Fornace Carena: solo mattoni naturali a “km. 0″ per rilanciare l’edilizia
L’argilla non è una risorsa rinnovabile, ma a parte le costruzioni in legno, non esiste una valida alternativa naturale ai mattoni. Fornace Carena, produce laterizi dal 1907 a Cambiano, in provincia di Torino. Con 28 dipendenti e un fatturato di 4 milioni di euro, l’azienda ha sviluppato negli anni un’attenzione alla sostenibilità ambientale che parte dalle materie prime utilizzate e arriva fino alla riqualificazione della cava e del vecchio stabilimento, passando per un impianto fotovoltaico realizzato con un investimento di circa 2,4 milioni di euro per coprire il fabbisogno energetico aziendale.
“L’utilizzo di materie prime naturali, senza nessun additivo chimico, – spiega l’amministratore delegato Pierluigi Carena – è la nostra filosofia da vent’anni. In passato, mischiato all’argilla, abbiamo utilizzato per l’impasto anche coke di petrolio, che accelera la fusione e quindi la cottura. Ma il coke contiene zolfo, e causa le piogge acide: per questo abbiamo deciso di abbandonarlo. Tutt’ora ci sono aziende che utilizzano – perché la legge lo permette – anche fanghi di cantiere e di fonderia. Una pratica che permette di risparmiare, perché si usa meno argilla e le imprese che ti forniscono i fanghi ti pagano pure, ma noi non l’abbiamo mai fatto”.
Qualche anno fa, accanto ai mattoni tradizionali è nato BIOPOR, adatto anche alle costruzioni in bioedilizia: “Volevamo fare un mattone porizzato, ossia dotato di tante piccole cavità che ne migliorassero la performance termica. Molte fornaci usavano il polistirolo, di nuovo un derivato del petrolio che non ci convinceva. Così abbiamo scelto la farina di legno vergine, e poi la lolla di riso, di cui il nostro territorio è molto ricco”. Una scelta di filiera corta che continua anche nella commercializzazione: “Negli ultimi anni abbiamo capito che era necessario puntare sempre di più sul chilometro zero: vedevamo che i nostri migliori clienti ci apprezzavano perché ci conoscevano direttamente. Inoltre, ci sembra assurdo trasportare mattoni dal Nord al Sud Italia, visto che di solito in ogni provincia c’è una fornace. E poi, ci piace l’idea che le case di qui vengano fatte con i mattoni prodotti sul territorio usando argilla locale”.

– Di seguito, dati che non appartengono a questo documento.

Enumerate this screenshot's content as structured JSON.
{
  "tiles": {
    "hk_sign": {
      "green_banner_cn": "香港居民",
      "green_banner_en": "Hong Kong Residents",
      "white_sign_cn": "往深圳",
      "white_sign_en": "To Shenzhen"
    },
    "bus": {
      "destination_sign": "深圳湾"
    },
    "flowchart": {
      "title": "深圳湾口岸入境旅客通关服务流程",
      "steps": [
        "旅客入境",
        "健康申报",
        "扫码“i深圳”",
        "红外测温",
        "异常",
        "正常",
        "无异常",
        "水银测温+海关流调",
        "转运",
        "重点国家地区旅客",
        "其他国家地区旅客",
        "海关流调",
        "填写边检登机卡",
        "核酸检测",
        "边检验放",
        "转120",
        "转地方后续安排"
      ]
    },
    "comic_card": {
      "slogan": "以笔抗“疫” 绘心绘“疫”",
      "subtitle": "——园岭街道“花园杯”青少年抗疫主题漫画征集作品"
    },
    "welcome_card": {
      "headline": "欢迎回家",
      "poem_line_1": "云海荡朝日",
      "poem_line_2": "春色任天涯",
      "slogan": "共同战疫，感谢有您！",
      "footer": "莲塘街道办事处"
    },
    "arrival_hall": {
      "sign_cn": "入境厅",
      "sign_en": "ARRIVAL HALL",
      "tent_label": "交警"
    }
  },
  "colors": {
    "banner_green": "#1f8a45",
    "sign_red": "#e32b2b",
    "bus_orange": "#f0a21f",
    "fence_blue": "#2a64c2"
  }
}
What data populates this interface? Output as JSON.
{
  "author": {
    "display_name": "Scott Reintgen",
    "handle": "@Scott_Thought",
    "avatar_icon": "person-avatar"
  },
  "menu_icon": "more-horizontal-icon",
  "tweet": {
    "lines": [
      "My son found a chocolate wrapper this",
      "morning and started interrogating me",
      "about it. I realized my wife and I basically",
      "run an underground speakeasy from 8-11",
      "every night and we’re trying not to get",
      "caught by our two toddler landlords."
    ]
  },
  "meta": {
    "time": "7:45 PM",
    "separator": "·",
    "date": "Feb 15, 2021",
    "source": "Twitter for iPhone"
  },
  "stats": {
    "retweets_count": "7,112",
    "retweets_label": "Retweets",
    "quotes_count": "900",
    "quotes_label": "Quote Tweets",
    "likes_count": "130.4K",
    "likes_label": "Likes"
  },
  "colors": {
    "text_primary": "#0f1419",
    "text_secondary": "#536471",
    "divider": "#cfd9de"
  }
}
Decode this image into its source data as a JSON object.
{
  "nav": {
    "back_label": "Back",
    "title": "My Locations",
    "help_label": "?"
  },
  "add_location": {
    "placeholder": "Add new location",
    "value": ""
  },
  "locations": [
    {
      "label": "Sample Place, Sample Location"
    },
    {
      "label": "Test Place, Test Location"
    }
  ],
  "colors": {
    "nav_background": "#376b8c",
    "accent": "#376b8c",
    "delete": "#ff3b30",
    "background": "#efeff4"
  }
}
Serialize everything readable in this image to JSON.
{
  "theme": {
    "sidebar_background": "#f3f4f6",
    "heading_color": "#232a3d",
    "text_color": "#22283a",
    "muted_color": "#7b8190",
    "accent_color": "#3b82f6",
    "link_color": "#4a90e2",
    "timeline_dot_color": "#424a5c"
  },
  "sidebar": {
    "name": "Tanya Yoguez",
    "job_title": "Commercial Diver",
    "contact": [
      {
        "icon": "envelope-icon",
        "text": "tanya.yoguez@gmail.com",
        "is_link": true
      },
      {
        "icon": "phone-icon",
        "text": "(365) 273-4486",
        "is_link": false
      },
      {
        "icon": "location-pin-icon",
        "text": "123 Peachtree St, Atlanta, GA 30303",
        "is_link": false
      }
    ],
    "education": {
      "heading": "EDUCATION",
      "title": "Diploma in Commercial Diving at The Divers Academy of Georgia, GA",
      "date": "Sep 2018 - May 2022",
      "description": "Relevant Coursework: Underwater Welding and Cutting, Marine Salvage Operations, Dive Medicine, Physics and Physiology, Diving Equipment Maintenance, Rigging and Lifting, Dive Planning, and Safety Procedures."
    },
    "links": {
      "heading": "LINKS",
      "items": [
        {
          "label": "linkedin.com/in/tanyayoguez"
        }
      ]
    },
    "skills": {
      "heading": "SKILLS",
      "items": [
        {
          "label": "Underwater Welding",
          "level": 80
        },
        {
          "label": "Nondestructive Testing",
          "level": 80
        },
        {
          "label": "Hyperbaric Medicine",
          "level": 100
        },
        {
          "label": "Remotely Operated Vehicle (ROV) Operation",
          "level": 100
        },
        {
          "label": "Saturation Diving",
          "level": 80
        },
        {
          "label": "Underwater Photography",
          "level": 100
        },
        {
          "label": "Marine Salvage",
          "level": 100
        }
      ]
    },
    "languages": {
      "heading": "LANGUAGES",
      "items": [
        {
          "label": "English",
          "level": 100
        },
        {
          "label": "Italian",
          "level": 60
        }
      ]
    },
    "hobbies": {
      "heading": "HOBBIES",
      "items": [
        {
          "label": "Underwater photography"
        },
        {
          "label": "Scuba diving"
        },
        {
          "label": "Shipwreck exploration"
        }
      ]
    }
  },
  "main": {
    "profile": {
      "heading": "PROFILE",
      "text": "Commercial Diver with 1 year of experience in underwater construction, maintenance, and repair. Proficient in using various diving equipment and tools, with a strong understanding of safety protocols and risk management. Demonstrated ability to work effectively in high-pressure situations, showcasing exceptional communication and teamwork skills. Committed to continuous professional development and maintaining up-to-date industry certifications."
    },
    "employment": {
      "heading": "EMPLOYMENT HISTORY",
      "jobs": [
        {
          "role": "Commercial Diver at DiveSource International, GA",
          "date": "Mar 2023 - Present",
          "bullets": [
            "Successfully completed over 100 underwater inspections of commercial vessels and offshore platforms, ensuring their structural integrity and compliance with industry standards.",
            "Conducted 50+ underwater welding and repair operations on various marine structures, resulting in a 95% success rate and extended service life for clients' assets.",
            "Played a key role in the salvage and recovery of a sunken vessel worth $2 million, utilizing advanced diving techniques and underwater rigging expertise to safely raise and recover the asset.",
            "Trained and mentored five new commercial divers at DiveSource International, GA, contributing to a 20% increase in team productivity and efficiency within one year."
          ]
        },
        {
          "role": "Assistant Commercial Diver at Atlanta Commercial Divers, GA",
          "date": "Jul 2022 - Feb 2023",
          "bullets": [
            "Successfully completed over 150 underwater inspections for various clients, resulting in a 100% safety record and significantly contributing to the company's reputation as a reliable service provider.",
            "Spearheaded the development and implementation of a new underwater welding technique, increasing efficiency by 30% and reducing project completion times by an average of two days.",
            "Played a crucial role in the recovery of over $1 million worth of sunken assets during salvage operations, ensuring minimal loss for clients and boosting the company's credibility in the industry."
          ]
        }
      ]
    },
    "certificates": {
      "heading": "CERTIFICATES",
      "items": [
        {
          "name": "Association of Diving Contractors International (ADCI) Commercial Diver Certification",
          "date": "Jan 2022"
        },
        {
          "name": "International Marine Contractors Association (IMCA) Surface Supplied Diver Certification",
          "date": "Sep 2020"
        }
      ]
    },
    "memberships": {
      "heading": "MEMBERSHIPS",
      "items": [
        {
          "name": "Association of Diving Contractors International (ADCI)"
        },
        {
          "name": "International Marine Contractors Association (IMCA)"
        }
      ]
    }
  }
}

Negli ultimi anni, nonostante la crisi dell’edilizia che ha avuto inesorabilmente ripercussioni anche sulle imprese di laterizi, Fornace Carena ha fatto un grosso investimento per dotarsi di pannelli fotovoltaici: “Tra il 2008 e il 2010 abbiamo realizzato tre impianti sul tetto dei capannoni, per un investimento totale di 2,4 milioni di euro. Oggi dal sole arriva circa il 10% dell’energia necessaria per impastare l’argilla e far girare la ventola dell’essiccatoio. E’ un investimento a lungo termine, ma ci abbiamo creduto fortemente, perché ci sembrava giusto sfruttare una fonte di energia gratuita e non inquinante”. E che può generare anche una piccola integrazione del reddito quando la domanda è più bassa e la produzione si ferma: “Nei momenti in cui non produciamo, cediamo tutta l’energia a Enel”.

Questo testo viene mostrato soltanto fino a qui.